Rymdkapsel is basically a mix of real time strategy with tower defense for mobile platforms, which makes it doubtful at first. It looks good though, so much that it was what made me try it out at first glance. It turned out to be one of the best mobile gaming experiences I’ve had so far.
The minimalist visual style makes good use of dark pastel colors upon the dark blue background, which is both easy on the eyes and prominent enough to distinguish which is which. It’s set in an isometric perspective with basic shapes serving as rooms and corridors. It’s this minimalism that makes it attractive at first, as it doesn’t look intimidating at all.
The minions themselves are little upright triangles that move around, and they go horizontal when they’re idle. If they get damaged by enemies, they get chipped and cracked. While they’re small, they’re still visible enough even in the smallest of phones, at least enough to not make players squint too hard to see them.
The aural experience is also pretty good, with background ambient music that makes it feel spacey without being overpowering. The sound queues are effective in notifying the player about various things going on in the game, like when something has finished building, enemies are incoming, a minions has been either created or killed, and so on.

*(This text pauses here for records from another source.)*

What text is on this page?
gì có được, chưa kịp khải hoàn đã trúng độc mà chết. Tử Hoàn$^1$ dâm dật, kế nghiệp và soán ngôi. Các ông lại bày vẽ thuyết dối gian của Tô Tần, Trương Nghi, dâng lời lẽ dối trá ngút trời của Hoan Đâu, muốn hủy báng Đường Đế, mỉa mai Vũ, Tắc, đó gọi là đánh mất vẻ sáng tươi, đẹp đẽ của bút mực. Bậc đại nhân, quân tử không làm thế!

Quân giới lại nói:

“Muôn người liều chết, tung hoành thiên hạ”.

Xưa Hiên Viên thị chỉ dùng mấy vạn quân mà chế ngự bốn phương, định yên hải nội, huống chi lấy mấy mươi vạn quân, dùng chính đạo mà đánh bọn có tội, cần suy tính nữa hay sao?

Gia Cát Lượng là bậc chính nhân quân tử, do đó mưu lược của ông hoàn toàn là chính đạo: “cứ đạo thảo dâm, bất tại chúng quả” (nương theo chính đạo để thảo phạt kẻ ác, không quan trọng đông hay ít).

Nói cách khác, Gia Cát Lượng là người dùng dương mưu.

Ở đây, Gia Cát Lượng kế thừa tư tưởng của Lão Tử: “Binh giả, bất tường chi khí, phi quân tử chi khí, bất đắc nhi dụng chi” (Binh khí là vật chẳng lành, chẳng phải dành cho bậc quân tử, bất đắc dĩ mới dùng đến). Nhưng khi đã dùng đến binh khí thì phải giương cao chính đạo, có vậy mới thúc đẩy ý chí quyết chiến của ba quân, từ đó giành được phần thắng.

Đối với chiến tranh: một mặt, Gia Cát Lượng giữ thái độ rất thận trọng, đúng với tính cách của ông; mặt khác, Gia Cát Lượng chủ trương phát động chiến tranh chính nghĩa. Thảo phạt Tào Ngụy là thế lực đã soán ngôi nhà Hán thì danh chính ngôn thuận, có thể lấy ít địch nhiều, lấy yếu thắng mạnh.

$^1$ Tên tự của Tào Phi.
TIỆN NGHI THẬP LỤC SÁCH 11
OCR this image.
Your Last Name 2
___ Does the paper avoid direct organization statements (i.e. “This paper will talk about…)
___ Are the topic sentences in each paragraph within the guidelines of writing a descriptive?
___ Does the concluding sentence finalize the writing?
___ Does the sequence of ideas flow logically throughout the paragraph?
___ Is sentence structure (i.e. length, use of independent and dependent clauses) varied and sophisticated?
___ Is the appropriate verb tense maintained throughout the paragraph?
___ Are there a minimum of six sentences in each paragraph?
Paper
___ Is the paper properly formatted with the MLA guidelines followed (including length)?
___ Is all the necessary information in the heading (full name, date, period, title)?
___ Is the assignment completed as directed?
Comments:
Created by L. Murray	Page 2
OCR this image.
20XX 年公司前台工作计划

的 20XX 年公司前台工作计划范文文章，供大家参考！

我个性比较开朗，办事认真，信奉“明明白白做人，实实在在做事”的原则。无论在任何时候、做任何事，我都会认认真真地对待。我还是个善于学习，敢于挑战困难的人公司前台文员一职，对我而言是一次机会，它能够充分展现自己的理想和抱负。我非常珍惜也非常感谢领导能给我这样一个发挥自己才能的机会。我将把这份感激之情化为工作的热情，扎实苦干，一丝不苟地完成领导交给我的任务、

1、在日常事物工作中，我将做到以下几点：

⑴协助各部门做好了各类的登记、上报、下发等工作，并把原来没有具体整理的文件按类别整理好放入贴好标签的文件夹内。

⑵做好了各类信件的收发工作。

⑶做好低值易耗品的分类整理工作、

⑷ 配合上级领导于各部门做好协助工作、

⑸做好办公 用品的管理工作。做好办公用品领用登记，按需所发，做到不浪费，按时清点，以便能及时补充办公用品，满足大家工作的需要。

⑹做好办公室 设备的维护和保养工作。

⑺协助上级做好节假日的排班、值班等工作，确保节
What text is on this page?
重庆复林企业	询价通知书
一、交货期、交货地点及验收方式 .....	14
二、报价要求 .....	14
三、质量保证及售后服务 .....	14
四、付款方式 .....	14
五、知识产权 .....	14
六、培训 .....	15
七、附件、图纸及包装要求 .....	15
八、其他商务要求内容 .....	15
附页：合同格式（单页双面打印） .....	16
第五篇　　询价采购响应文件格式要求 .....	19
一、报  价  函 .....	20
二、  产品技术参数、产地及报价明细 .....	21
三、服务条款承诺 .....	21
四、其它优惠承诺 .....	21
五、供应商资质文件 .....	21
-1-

However, there are times when the text on the interface becomes hard to read, but it’s no real hardship. If you’re playing with smaller devices though, reading the costs for the rooms on top of the screen may take some getting used to. The tiny home icon for accessing the main menu on the top left is also pretty small, so you may have to tap it a few times to open it.
You build rooms and corridors to expand your efforts in completing objectives, which are researching all 4 monoliths and surviving 28 waves of enemies. There’s also a bonus objective of researching all four monoliths within 45 minutes, which is quite difficult to achieve. They come in randomized shapes like Tetris blocks, so you have to fit them together as best as you can while making sure that everything is easily accessible, which makes room placements (or Sim-City) quite a challenge.
There are also have three types of resources to manage, each obtained in a different way and comes at different levels of scarcity. In order to finish tasks quicker, you need more minions, so you have to build more Quarters to create and accommodate them. This means that you have to contend building stuff and coming up with those resources for building and making everything while having to research all four monoliths, as well as preparing for the waves of enemies, which come at gradually decreasing time intervals.
The enemies can’t destroy your rooms, but they do kill your minions. If you run out of minions, it’s game over. It’s this level of multitasking and need for proper management, both macro and micro, that makes Rymdkapsel a surprisingly deep strategy game for mobile platforms.